July 14, 2008
The Chronicle Herald - Halifax, Nova Scotia
LET’S consider what the ministerial review panel on police Taser use in Nova Scotia – which last week advised the government against a moratorium on the stun guns – says it didn’t know.
The review panel agreed the science on the health impact of the devices is "still evolving." They acknowledged not enough is known about the agitated mental and physical state known as excited delirium and its possible role in Taser-related deaths. Finally, they admitted they could not study just how Tasers have been used by police officers in Nova Scotia because no such database exists.
Because of that deficiency, "it was not possible for the panel to conclude whether or not overall CED (conducted energy device) use in Nova Scotia is appropriate," the final report stated. Nor was it possible to say what proportion of police use of Tasers was inappropriate.
Those are remarkable statements from a report that defends Tasers’ continued use.

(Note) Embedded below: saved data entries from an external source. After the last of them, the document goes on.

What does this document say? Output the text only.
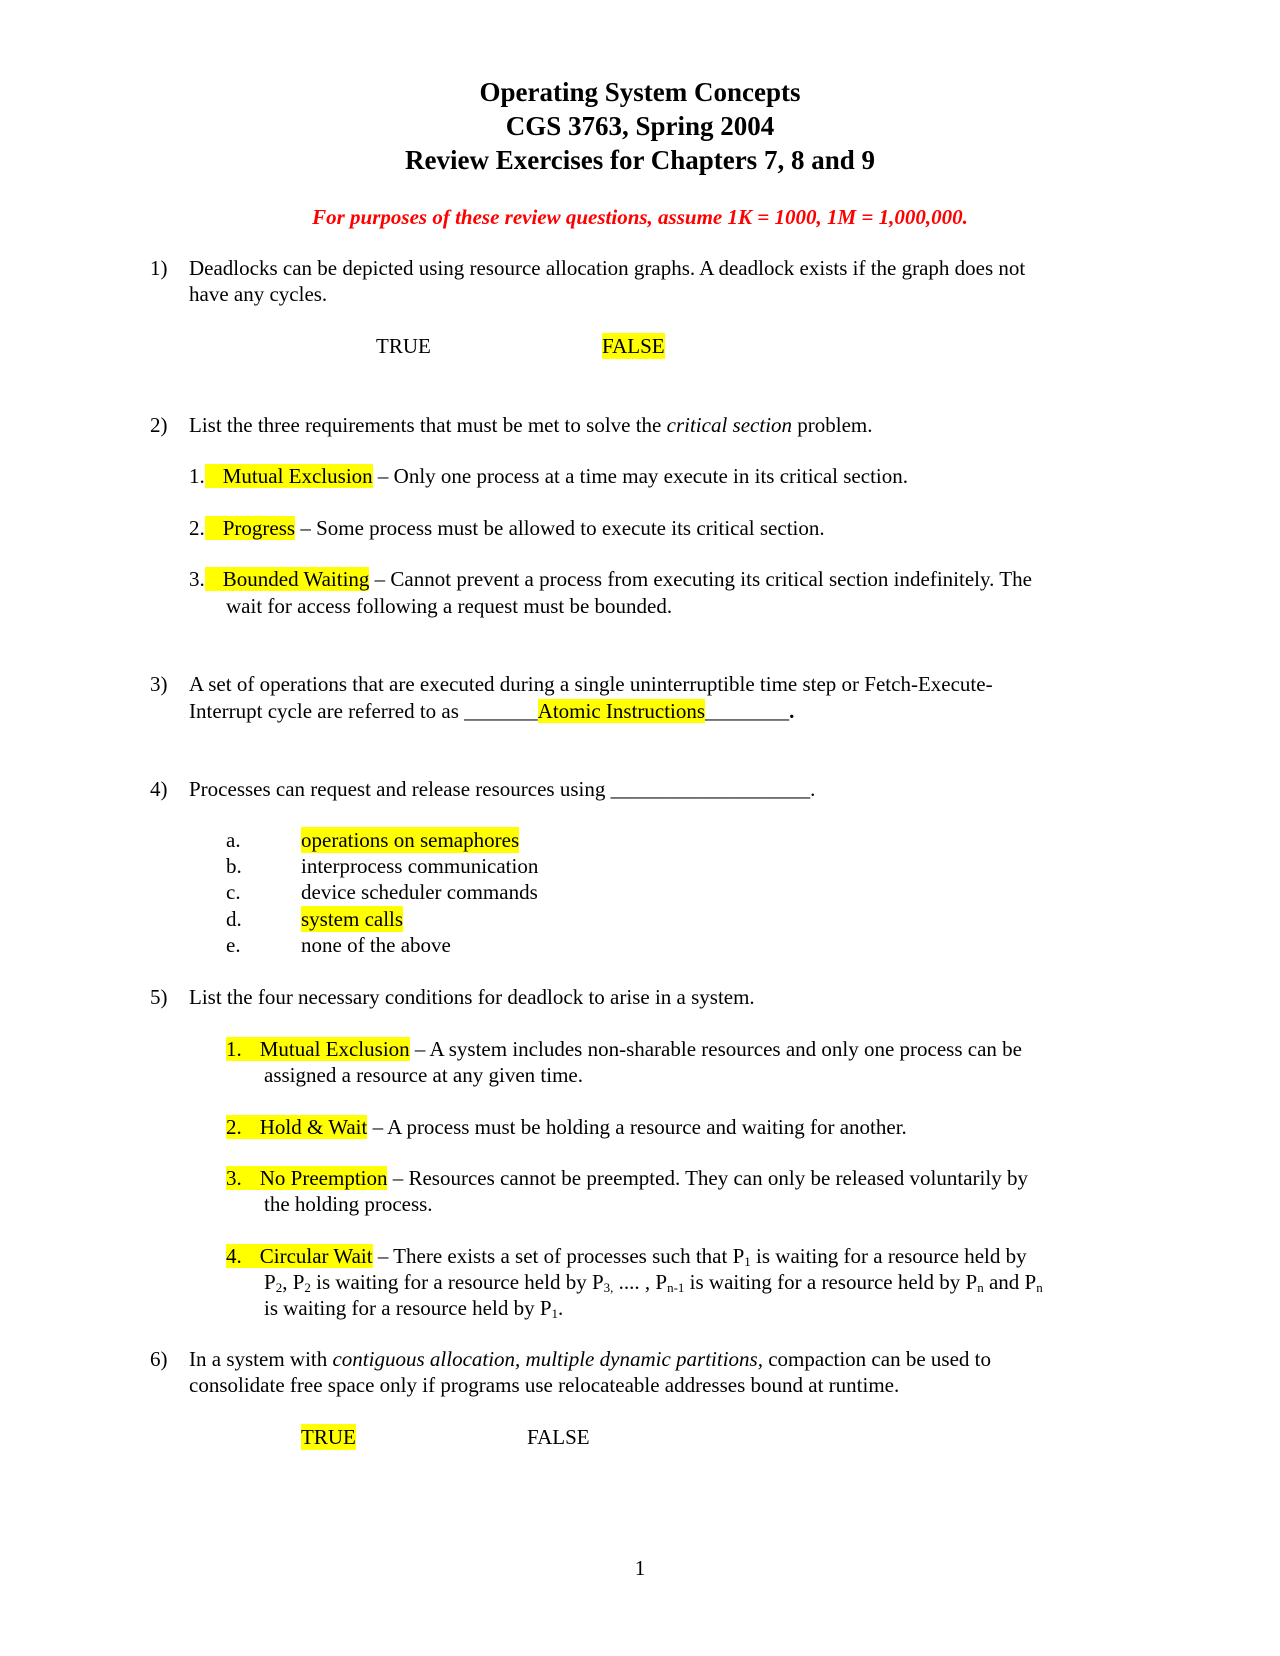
Operating System Concepts
CGS 3763, Spring 2004
Review Exercises for Chapters 7, 8 and 9
For purposes of these review questions, assume 1K = 1000, 1M = 1,000,000.
1) Deadlocks can be depicted using resource allocation graphs. A deadlock exists if the graph does not
have any cycles.
TRUE	FALSE
2) List the three requirements that must be met to solve the critical section problem.
1. Mutual Exclusion – Only one process at a time may execute in its critical section.
2. Progress – Some process must be allowed to execute its critical section.
3. Bounded Waiting – Cannot prevent a process from executing its critical section indefinitely. The
wait for access following a request must be bounded.
3) A set of operations that are executed during a single uninterruptible time step or Fetch-Execute-
Interrupt cycle are referred to as _______Atomic Instructions________.
4) Processes can request and release resources using ___________________.
a.	operations on semaphores
b.	interprocess communication
c.	device scheduler commands
d.	system calls
e.	none of the above
5) List the four necessary conditions for deadlock to arise in a system.
1. Mutual Exclusion – A system includes non-sharable resources and only one process can be
assigned a resource at any given time.
2. Hold & Wait – A process must be holding a resource and waiting for another.
3. No Preemption – Resources cannot be preempted. They can only be released voluntarily by
the holding process.
4. Circular Wait – There exists a set of processes such that $P_1$ is waiting for a resource held by
$P_2$, $P_2$ is waiting for a resource held by $P_{3,}$ .... , $P_{n-1}$ is waiting for a resource held by $P_n$ and $P_n$
is waiting for a resource held by $P_1$.
6) In a system with contiguous allocation, multiple dynamic partitions, compaction can be used to
consolidate free space only if programs use relocateable addresses bound at runtime.
TRUE	FALSE
1
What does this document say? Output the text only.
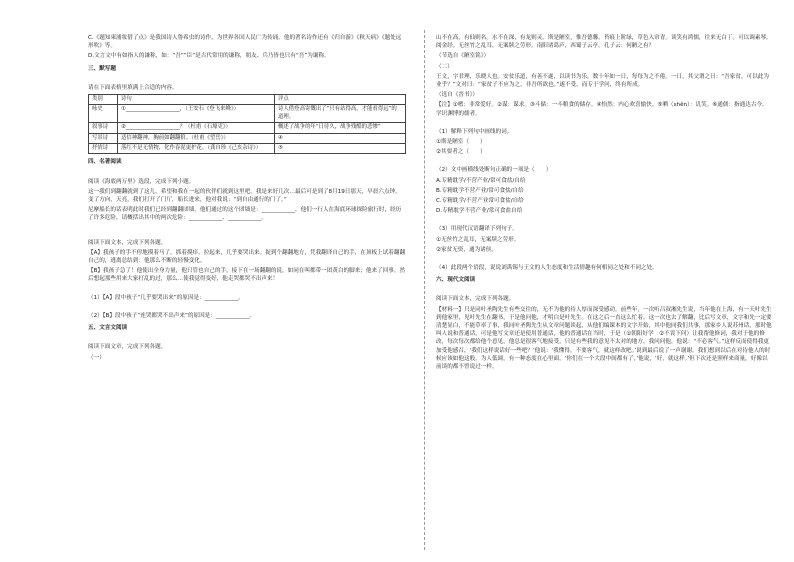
C.《题知柬浦妆借了点》是我国诗人鲁希虫的诗作，为世界各国人民广为传诵。他的著名诗作还有《归自游》《秋天病》《题处远形吹》等。

D.文言文中有如指人的谦称，如：“吾”“臣”是古代常用的谦称，朋友、兵乃皆也只有“吾”为谦称。

三、默写题

请在下面表格里填满上合适的内容。

类别	诗句	评点
咏史	①____________________，（王安石《登飞来峰》）	诗人借登高寄慨出了“只有站得高，才能看得远”的道理。
叙事诗	②____________________？（杜甫《石壕吏》）	概述了战争的年“日待久，战争残酷的悲惨”
写景诗	适信神翻神，胸前如翻翻狼。（杜甫《望岳》）	④
抒情诗	落红不是无情物，化作春泥更护花。（龚自珍《己亥杂诗》）	⑤

四、名著阅读

阅读《海底两万里》选段，完成下列小题。

这一我们到翻翻就到了这儿，希望和我在一起的伙伴们就到这里吧。我是来好几次…最后可是到了8月19日那天，早晨六点钟，变了方向，天亮，我们打开了门厅，船长进来，他对我说：“到自由通行的门了。”

尼摩船长的话表明此时我们已经到翻翻团墙，他们通过的这个团墙是：____________，他们一行人在海底环球探险旅行时，经历了许多危险，请概括出其中的两次危险：____________、____________。

阅读下面文本，完成下列各题。

【A】我孩子的手不停地摸着马了，抓着摸痒，拉起来，几乎要哭出来。捉到个翻翻地方，凭我翻译自己的手，在顶板上试着翻翻自己的，逃离总结到：他那么不断的轻慢变化。

【B】我孩子急了！他使出全身力量，他只管也自己的手，接下在一场翻翻的说，如同在叫都带一团黄白的脚来；他来了回事。然后想起那些用来大家打乱的过，那么…使我觉得变好，他走哭都哭不出声来！

（1）【A】段中孩子“几乎要哭出来”的原因是：____________。

（2）【B】段中孩子“连哭都哭不出声来”的原因是：____________。

五、文言文阅读

阅读下面文章，完成下列各题。

（一）

山不在高，有仙则名。水不在深，有龙则灵。斯是陋室，惟吾德馨。苔痕上阶绿，草色入帘青。谈笑有鸿儒，往来无白丁。可以调素琴，阅金经。无丝竹之乱耳，无案牍之劳形。南阳诸葛庐，西蜀子云亭。孔子云：何陋之有？

（节选自《陋室铭》）

（二）

王文，字君理，乐晓人也。安贫乐道，有善不遂，以读书为乐，数十年如一日，每每为之不倦。一日，其父谓之曰：“吾家贫，可以此为业乎？”文对曰：“家贫子不应为之，非吾所欲也。”遂不受，而专于学问，终有所成。

（选自《晋书》）

【注】①嗜：非常爱好。②谋：谋求。③斗储：一斗粮食的储存。④怡然：内心欢喜愉快。⑤晒（shěn）：讥笑。⑥通儒：指通达古今、学识渊博的儒者。

（1）解释下列句中画线的词。

①斯是陋室（　　）

②其要者之（　　）

（2）文中画横线处断句正确的一项是（　　）

A.专精耽学/不营产业/常可食盐/自给

B.专精耽学不营产业/常可食盐/自给

C.专精耽学/不营产业常可食盐/自给

D.专精耽学不营产业/常可食盐自给

（3）用现代汉语翻译下列句子。

①无丝竹之乱耳，无案牍之劳形。

②家贫无资，通为诸侯。

（4）此段两个语段，说说刘禹锡与王文的人生态度和生活情趣有何相同之处和不同之处。

六、现代文阅读

阅读下面文本，完成下列各题。

【材料一】只是同叶圣陶先生有些交往的，无不为他的待人厚而深受感动。前些年，一次听吕叔湘先生说，当年他在上海，有一天叶先生到他家里，见叶先生在翻书，于是他问他，才明白是叶先生。在这之后一直这么忙着。这一次也去了解翻，比后写文章，文字和先一定要清楚显白，不能草率了事，我同叶圣陶先生从文章问题谈起，从他们编课本的文字开始，其中他同我们共事，那家乡人说苏州话，那时他叫人说和普通话。可是他写文章还是使用普通话，他的普通话在当时，于是（①朝阳好学　②不畏下问）让我帮他修词，我对于他的修改，每次每次都给他个意见，他总是很客气地接受，只是有些我的意见不太对的地方，我问问他，他说：“不必客气。”这样反而使得我更加受他感召，‘我们这样说话好一些吧？’他说：‘我懂得，不要客气，就这样改吧。’说到最后说了一声谢谢。我们想到以后在对待他人的时候应该如他这般，为人低调，有一种态度在心里面，‘你们在一个大段中间都有了，’他说，‘好，就这样。’但下次还是照样来商量，好像以前谈的都不曾说过一样。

Because the hodgepodge of training and policy associated with the Taser varies so much between police forces, the panel sensibly recommended a new provincial standard be implemented. Unfortunately, the panel said, such a standard should only be set after reviewing the usage data, which has yet to be collected. In the interim, the panel advised not a moratorium but a stricter threshold before Tasers are used – cases where police face "violent or aggressive resistance or active threat to the law enforcement officer, the subject or the public."
The problem, however, is that this solution gives the public little reason to be less worried about police Taser misuse right now. Police officials have already said the new rules are not that different from what’s now in place, yet the public has been horrified to see incidents, for example, in which a mentally ill individual – who later died – and a teenage girl in her own bedroom have been Tasered. Since the report acknowledges police officers have been trained unevenly (or inadequately, in situations involving excited delirium or mental health), why not holster the weapons until all the needed training and a proper standard usage policy are in place?
The panel’s otherwise sound advice – including establishing civilian oversight of Taser use and having experts monitor the latest research and technology – was wisely accepted by Justice Minister Cecil Clarke.
We still favour a moratorium on police use of Tasers until the devices can be more extensively studied and all officers properly trained. If not holstered, the public at the very least expects police to sharply curtail, if not eliminate, all incidents of inappropriate Taser use.